EXEC=var SparkSession = require(EclairJS_Globals.NAMESPACE + '/sql/SparkSession');
var builder1 = SparkSession.builder();
RESULT=null
17/01/18 19:21:47 [WARN] o.a.t.k.p.v.s.KernelOutputStream - Suppressing empty output: ''
EXEC=var builder2 = builder1.appName("Spark SQL Example");
RESULT=null
17/01/18 19:21:47 [WARN] o.a.t.k.p.v.s.KernelOutputStream - Suppressing empty output: ''
EXEC=var sparkSession1 = builder2.getOrCreate();
17/01/18 19:21:47 [WARN] o.a.h.u.NativeCodeLoader - Unable to load native-hadoop library for your platform... using builtin-java classes where applicable
17/01/18 19:21:49 [WARN] o.a.s.SparkContext - Use an existing SparkContext, some configuration may not take effect.
RESULT=null
17/01/18 19:21:49 [WARN] o.a.t.k.p.v.s.KernelOutputStream - Suppressing empty output: ''

It is very annoying for me to develop in an enterprise setting since I've relegated to turning off my computer's WiFi before I connect the websocket, and then doing all my spark operations after I get onto the network and the websocket has already connected. That is my workaround.

doronrosenberg commented 7 years ago

@bpburns knows jupyter and toree the best, any idea if oyu can tell it what ports to use? Might be the reason it sometimes works.

Brian-Burns-Bose commented 7 years ago

@doronrosenberg @QuantumRich you can pass those into Toree's run.sh script. Take a look at run.sh.
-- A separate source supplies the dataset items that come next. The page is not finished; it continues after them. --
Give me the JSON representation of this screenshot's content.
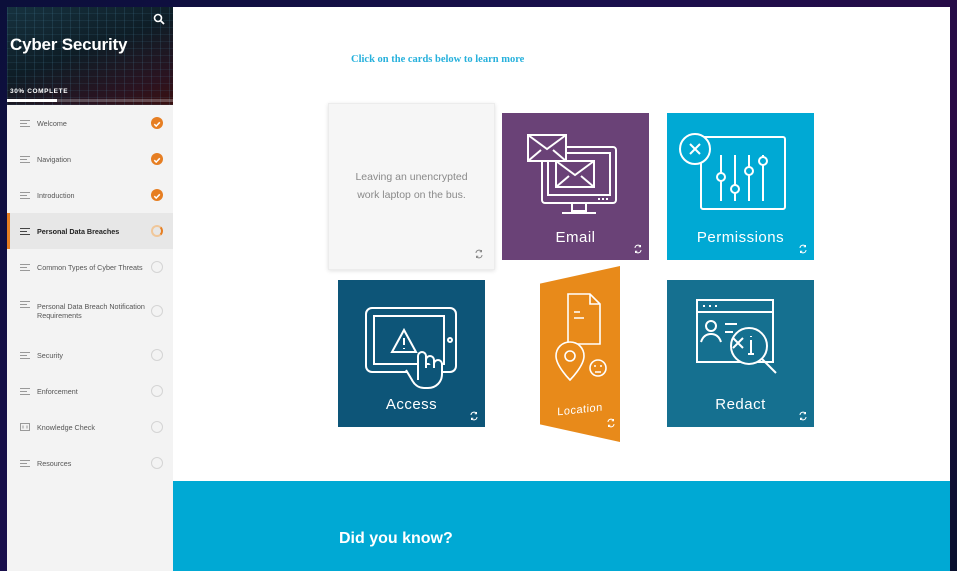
{
  "course": {
    "title": "Cyber Security",
    "progress_text": "30% COMPLETE",
    "progress_fraction": 0.3
  },
  "menu": [
    {
      "label": "Welcome",
      "status": "done"
    },
    {
      "label": "Navigation",
      "status": "done"
    },
    {
      "label": "Introduction",
      "status": "done"
    },
    {
      "label": "Personal Data Breaches",
      "status": "partial",
      "active": true
    },
    {
      "label": "Common Types of Cyber Threats",
      "status": "pending"
    },
    {
      "label": "Personal Data Breach Notification Requirements",
      "status": "pending"
    },
    {
      "label": "Security",
      "status": "pending"
    },
    {
      "label": "Enforcement",
      "status": "pending"
    },
    {
      "label": "Knowledge Check",
      "status": "pending"
    },
    {
      "label": "Resources",
      "status": "pending"
    }
  ],
  "main": {
    "prompt": "Click on the cards below to learn more",
    "cards": {
      "laptop_text": "Leaving an unencrypted work laptop on the bus.",
      "email": "Email",
      "permissions": "Permissions",
      "access": "Access",
      "location": "Location",
      "redact": "Redact"
    },
    "banner_title": "Did you know?"
  },
  "colors": {
    "accent": "#e67e22",
    "email": "#6a4277",
    "permissions": "#00a9d4",
    "access": "#0d5578",
    "location": "#e88a1a",
    "redact": "#157090",
    "banner": "#00a9d4"
  }
}
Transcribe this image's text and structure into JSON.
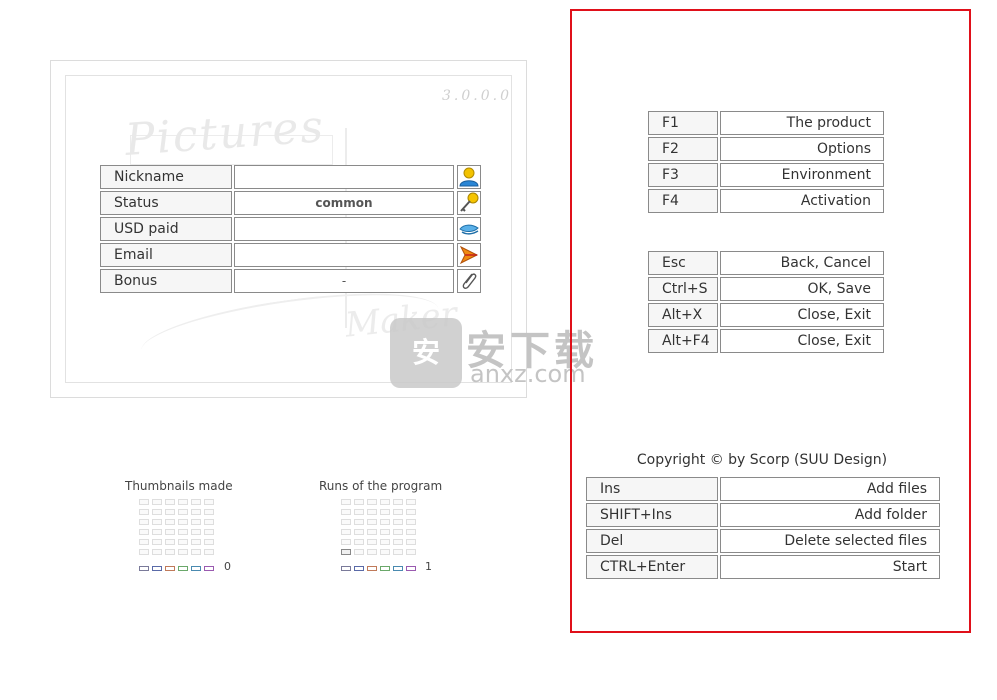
{
  "info_panel": {
    "version": "3.0.0.0",
    "deco_title": "Pictures",
    "deco_maker": "Maker",
    "rows": [
      {
        "label": "Nickname",
        "value": "",
        "icon": "user-icon"
      },
      {
        "label": "Status",
        "value": "common",
        "icon": "key-icon"
      },
      {
        "label": "USD paid",
        "value": "",
        "icon": "money-icon"
      },
      {
        "label": "Email",
        "value": "",
        "icon": "email-icon"
      },
      {
        "label": "Bonus",
        "value": "-",
        "icon": "paperclip-icon"
      }
    ]
  },
  "stats": [
    {
      "title": "Thumbnails made",
      "count": "0",
      "filled": 0
    },
    {
      "title": "Runs of the program",
      "count": "1",
      "filled": 1
    }
  ],
  "legend_colors": [
    "#7a7a9a",
    "#5a6aa8",
    "#c07a5a",
    "#6aa86a",
    "#4a8ab0",
    "#9a5ab0"
  ],
  "watermark": {
    "cn": "安下载",
    "en": "anxz.com",
    "glyph": "安"
  },
  "hotkeys": {
    "group1": [
      {
        "key": "F1",
        "action": "The product"
      },
      {
        "key": "F2",
        "action": "Options"
      },
      {
        "key": "F3",
        "action": "Environment"
      },
      {
        "key": "F4",
        "action": "Activation"
      }
    ],
    "group2": [
      {
        "key": "Esc",
        "action": "Back, Cancel"
      },
      {
        "key": "Ctrl+S",
        "action": "OK, Save"
      },
      {
        "key": "Alt+X",
        "action": "Close, Exit"
      },
      {
        "key": "Alt+F4",
        "action": "Close, Exit"
      }
    ],
    "copyright": "Copyright © by Scorp (SUU Design)",
    "group3": [
      {
        "key": "Ins",
        "action": "Add files"
      },
      {
        "key": "SHIFT+Ins",
        "action": "Add folder"
      },
      {
        "key": "Del",
        "action": "Delete selected files"
      },
      {
        "key": "CTRL+Enter",
        "action": "Start"
      }
    ]
  },
  "colors": {
    "frame_red": "#e0101a"
  }
}
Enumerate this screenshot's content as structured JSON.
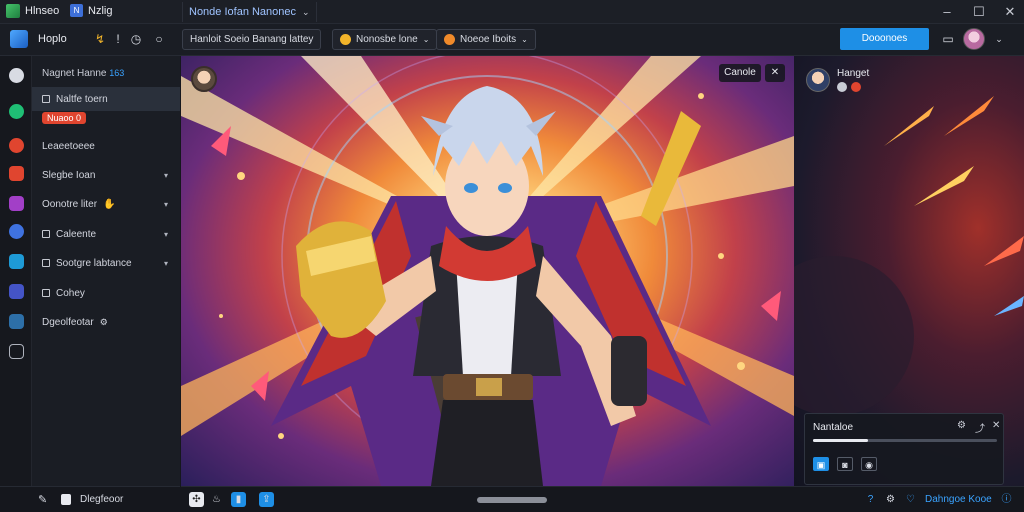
{
  "titlebar": {
    "app1_name": "Hlnseo",
    "app2_name": "Nzlig",
    "document_title": "Nonde Iofan Nanonec",
    "window_controls": [
      "minimize-icon",
      "maximize-icon",
      "close-icon"
    ]
  },
  "toolbar": {
    "app_name": "Hoplo",
    "pills": [
      {
        "label": "Hanloit Soeio Banang lattey"
      },
      {
        "label": "Nonosbe lone"
      },
      {
        "label": "Noeoe Iboits"
      }
    ],
    "primary_button": "Dooonoes"
  },
  "sidebar": {
    "header": "Nagnet Hanne",
    "header_tag": "163",
    "items": [
      {
        "label": "Naltfe toern",
        "active": true
      },
      {
        "label": "Nuaoo",
        "badge": "0"
      },
      {
        "label": "Leaeetoeee"
      },
      {
        "label": "Slegbe Ioan"
      },
      {
        "label": "Oonotre liter"
      },
      {
        "label": "Caleente"
      },
      {
        "label": "Sootgre labtance"
      },
      {
        "label": "Cohey"
      },
      {
        "label": "Dgeolfeotar"
      }
    ],
    "footer_label": "Dlegfeoor"
  },
  "canvas": {
    "overlay_button": "Canole",
    "overlay_icon": "close-icon"
  },
  "right_panel": {
    "user_name": "Hanget",
    "player": {
      "title": "Nantaloe",
      "progress": 0.3
    }
  },
  "bottombar": {
    "status_text": "Dahngoe Kooe"
  },
  "colors": {
    "accent": "#1e8fe6",
    "badge": "#e0452f",
    "sidebar_bg": "#1a1d24"
  }
}
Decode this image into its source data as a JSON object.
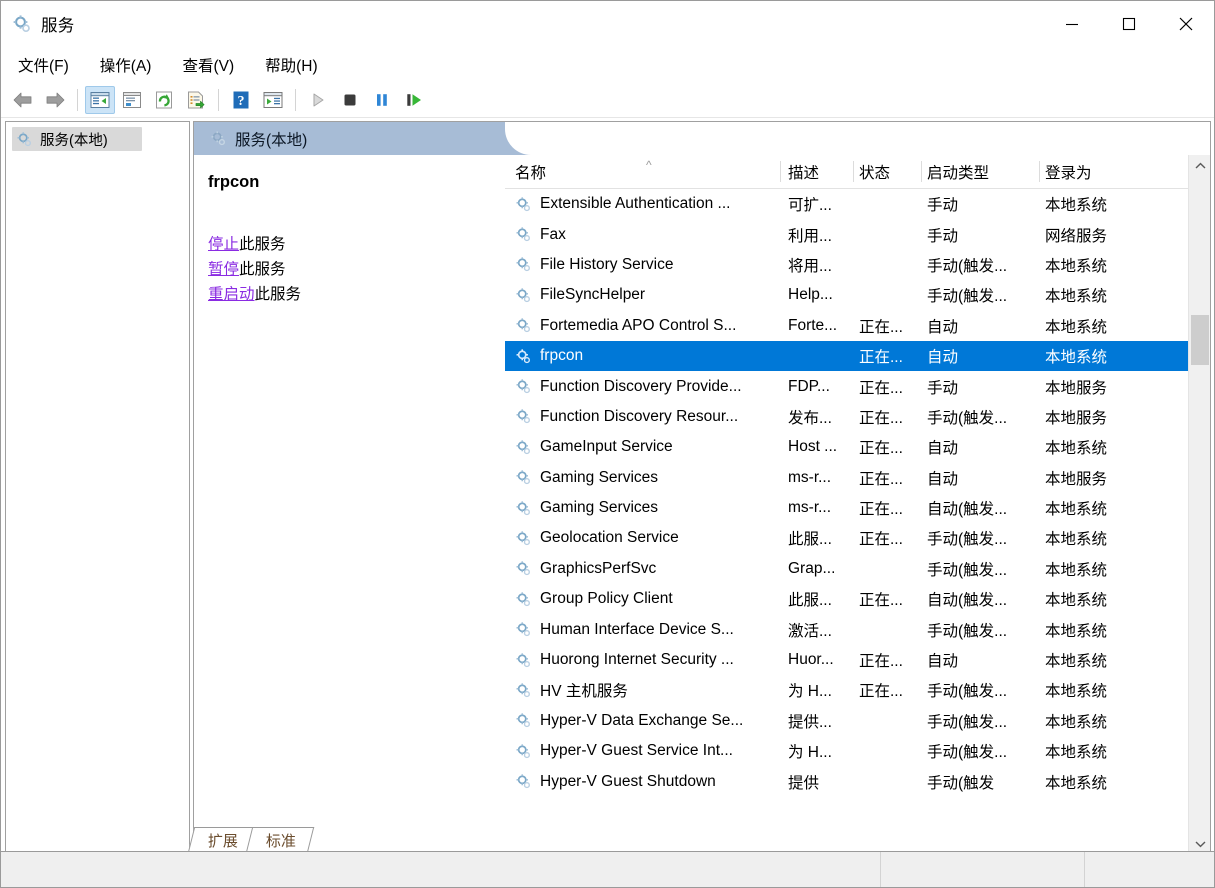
{
  "window": {
    "title": "服务",
    "icon": "services-gear-icon",
    "controls": {
      "minimize": "minimize-icon",
      "maximize": "maximize-icon",
      "close": "close-icon"
    }
  },
  "menubar": {
    "items": [
      {
        "label": "文件(F)",
        "name": "menu-file"
      },
      {
        "label": "操作(A)",
        "name": "menu-action"
      },
      {
        "label": "查看(V)",
        "name": "menu-view"
      },
      {
        "label": "帮助(H)",
        "name": "menu-help"
      }
    ]
  },
  "toolbar": {
    "buttons": [
      {
        "name": "back-button",
        "icon": "arrow-left-icon",
        "enabled": false
      },
      {
        "name": "forward-button",
        "icon": "arrow-right-icon",
        "enabled": false
      },
      {
        "name": "show-hide-console-tree-button",
        "icon": "console-tree-icon",
        "active": true
      },
      {
        "name": "properties-button",
        "icon": "properties-window-icon"
      },
      {
        "name": "refresh-button",
        "icon": "refresh-icon"
      },
      {
        "name": "export-list-button",
        "icon": "export-list-icon"
      },
      {
        "name": "help-button",
        "icon": "help-question-icon"
      },
      {
        "name": "show-action-pane-button",
        "icon": "action-pane-icon"
      },
      {
        "name": "start-service-button",
        "icon": "play-icon",
        "enabled": false
      },
      {
        "name": "stop-service-button",
        "icon": "stop-square-icon"
      },
      {
        "name": "pause-service-button",
        "icon": "pause-bars-icon"
      },
      {
        "name": "restart-service-button",
        "icon": "restart-play-icon"
      }
    ]
  },
  "tree": {
    "nodes": [
      {
        "label": "服务(本地)",
        "name": "tree-node-services-local",
        "selected": true
      }
    ]
  },
  "pane_header": {
    "title": "服务(本地)",
    "icon": "services-gear-icon"
  },
  "details": {
    "service_name": "frpcon",
    "actions": [
      {
        "link": "停止",
        "suffix": "此服务",
        "name": "stop-service-link"
      },
      {
        "link": "暂停",
        "suffix": "此服务",
        "name": "pause-service-link"
      },
      {
        "link": "重启动",
        "suffix": "此服务",
        "name": "restart-service-link"
      }
    ],
    "link_color": "#8a2be2"
  },
  "list": {
    "columns": [
      {
        "label": "名称",
        "name": "column-header-name",
        "sort": "asc"
      },
      {
        "label": "描述",
        "name": "column-header-description"
      },
      {
        "label": "状态",
        "name": "column-header-status"
      },
      {
        "label": "启动类型",
        "name": "column-header-startup-type"
      },
      {
        "label": "登录为",
        "name": "column-header-log-on-as"
      }
    ],
    "sort_indicator": "^",
    "selection_color": "#0078d7",
    "rows": [
      {
        "name": "Extensible Authentication ...",
        "description": "可扩...",
        "status": "",
        "startup": "手动",
        "logon": "本地系统",
        "selected": false
      },
      {
        "name": "Fax",
        "description": "利用...",
        "status": "",
        "startup": "手动",
        "logon": "网络服务",
        "selected": false
      },
      {
        "name": "File History Service",
        "description": "将用...",
        "status": "",
        "startup": "手动(触发...",
        "logon": "本地系统",
        "selected": false
      },
      {
        "name": "FileSyncHelper",
        "description": "Help...",
        "status": "",
        "startup": "手动(触发...",
        "logon": "本地系统",
        "selected": false
      },
      {
        "name": "Fortemedia APO Control S...",
        "description": "Forte...",
        "status": "正在...",
        "startup": "自动",
        "logon": "本地系统",
        "selected": false
      },
      {
        "name": "frpcon",
        "description": "",
        "status": "正在...",
        "startup": "自动",
        "logon": "本地系统",
        "selected": true
      },
      {
        "name": "Function Discovery Provide...",
        "description": "FDP...",
        "status": "正在...",
        "startup": "手动",
        "logon": "本地服务",
        "selected": false
      },
      {
        "name": "Function Discovery Resour...",
        "description": "发布...",
        "status": "正在...",
        "startup": "手动(触发...",
        "logon": "本地服务",
        "selected": false
      },
      {
        "name": "GameInput Service",
        "description": "Host ...",
        "status": "正在...",
        "startup": "自动",
        "logon": "本地系统",
        "selected": false
      },
      {
        "name": "Gaming Services",
        "description": "ms-r...",
        "status": "正在...",
        "startup": "自动",
        "logon": "本地服务",
        "selected": false
      },
      {
        "name": "Gaming Services",
        "description": "ms-r...",
        "status": "正在...",
        "startup": "自动(触发...",
        "logon": "本地系统",
        "selected": false
      },
      {
        "name": "Geolocation Service",
        "description": "此服...",
        "status": "正在...",
        "startup": "手动(触发...",
        "logon": "本地系统",
        "selected": false
      },
      {
        "name": "GraphicsPerfSvc",
        "description": "Grap...",
        "status": "",
        "startup": "手动(触发...",
        "logon": "本地系统",
        "selected": false
      },
      {
        "name": "Group Policy Client",
        "description": "此服...",
        "status": "正在...",
        "startup": "自动(触发...",
        "logon": "本地系统",
        "selected": false
      },
      {
        "name": "Human Interface Device S...",
        "description": "激活...",
        "status": "",
        "startup": "手动(触发...",
        "logon": "本地系统",
        "selected": false
      },
      {
        "name": "Huorong Internet Security ...",
        "description": "Huor...",
        "status": "正在...",
        "startup": "自动",
        "logon": "本地系统",
        "selected": false
      },
      {
        "name": "HV 主机服务",
        "description": "为 H...",
        "status": "正在...",
        "startup": "手动(触发...",
        "logon": "本地系统",
        "selected": false
      },
      {
        "name": "Hyper-V Data Exchange Se...",
        "description": "提供...",
        "status": "",
        "startup": "手动(触发...",
        "logon": "本地系统",
        "selected": false
      },
      {
        "name": "Hyper-V Guest Service Int...",
        "description": "为 H...",
        "status": "",
        "startup": "手动(触发...",
        "logon": "本地系统",
        "selected": false
      },
      {
        "name": "Hyper-V Guest Shutdown",
        "description": "提供",
        "status": "",
        "startup": "手动(触发",
        "logon": "本地系统",
        "selected": false
      }
    ]
  },
  "scrollbar": {
    "up_arrow": "chevron-up-icon",
    "down_arrow": "chevron-down-icon"
  },
  "tabs": [
    {
      "label": "扩展",
      "name": "tab-extended",
      "selected": false
    },
    {
      "label": "标准",
      "name": "tab-standard",
      "selected": true
    }
  ],
  "statusbar": {
    "main": "",
    "cell_a": "",
    "cell_b": ""
  }
}
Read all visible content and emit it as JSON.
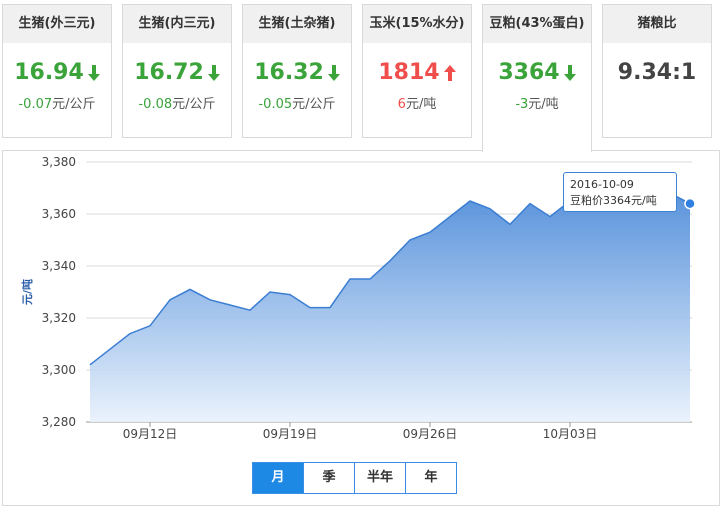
{
  "cards": [
    {
      "title": "生猪(外三元)",
      "value": "16.94",
      "trend": "down",
      "change_value": "-0.07",
      "change_unit": "元/公斤"
    },
    {
      "title": "生猪(内三元)",
      "value": "16.72",
      "trend": "down",
      "change_value": "-0.08",
      "change_unit": "元/公斤"
    },
    {
      "title": "生猪(土杂猪)",
      "value": "16.32",
      "trend": "down",
      "change_value": "-0.05",
      "change_unit": "元/公斤"
    },
    {
      "title": "玉米(15%水分)",
      "value": "1814",
      "trend": "up",
      "change_value": "6",
      "change_unit": "元/吨"
    },
    {
      "title": "豆粕(43%蛋白)",
      "value": "3364",
      "trend": "down",
      "change_value": "-3",
      "change_unit": "元/吨",
      "active": true
    },
    {
      "title": "猪粮比",
      "value": "9.34:1",
      "trend": "neutral",
      "change_value": "",
      "change_unit": ""
    }
  ],
  "colors": {
    "up": "#f04d4d",
    "down": "#3aa33a",
    "accent": "#1e88e5",
    "area_top": "#3a7fd5",
    "area_bottom": "#e8f1fc"
  },
  "tooltip": {
    "date": "2016-10-09",
    "label": "豆粕价3364元/吨"
  },
  "range_buttons": [
    {
      "label": "月",
      "active": true
    },
    {
      "label": "季",
      "active": false
    },
    {
      "label": "半年",
      "active": false
    },
    {
      "label": "年",
      "active": false
    }
  ],
  "chart_data": {
    "type": "area",
    "ylabel": "元/吨",
    "ylim": [
      3280,
      3380
    ],
    "yticks": [
      "3,280",
      "3,300",
      "3,320",
      "3,340",
      "3,360",
      "3,380"
    ],
    "xtick_labels": [
      "09月12日",
      "09月19日",
      "09月26日",
      "10月03日"
    ],
    "x": [
      "09-09",
      "09-10",
      "09-11",
      "09-12",
      "09-13",
      "09-14",
      "09-15",
      "09-16",
      "09-17",
      "09-18",
      "09-19",
      "09-20",
      "09-21",
      "09-22",
      "09-23",
      "09-24",
      "09-25",
      "09-26",
      "09-27",
      "09-28",
      "09-29",
      "09-30",
      "10-01",
      "10-02",
      "10-03",
      "10-04",
      "10-05",
      "10-06",
      "10-07",
      "10-08",
      "10-09"
    ],
    "series": [
      {
        "values": [
          3302,
          3308,
          3314,
          3317,
          3327,
          3331,
          3327,
          3325,
          3323,
          3330,
          3329,
          3324,
          3324,
          3335,
          3335,
          3342,
          3350,
          3353,
          3359,
          3365,
          3362,
          3356,
          3364,
          3359,
          3365,
          3368,
          3370,
          3372,
          3375,
          3368,
          3364
        ]
      }
    ],
    "grid": true,
    "legend": "none"
  }
}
Brian-Burns-Bose commented 7 years ago

Having read through this https://github.com/jupyter/notebook/issues/297 . It could be certain libraries conflicting. My guess would be zero mq. For my notebook environment, I'm running Anaconda https://www.continuum.io/anaconda-overview. When I upgraded my notebook environment it seemed to help. It upgraded several libraries. I ran conda upgrade notebook. I've since successfully started Toree 6 times in a row so far.

QuantumRich commented 7 years ago

UPDATE:

It turns out this is the way to set the ports manually:

export TOREE_OPTS="--shell-port=61642 --iopub-port=61643"

Also, the connection hanging problem seems to be based on these two ports specifically while I am on the proxy. I am still trying to figure out how to change these two ports to allow the socket connection past the corporate firewall.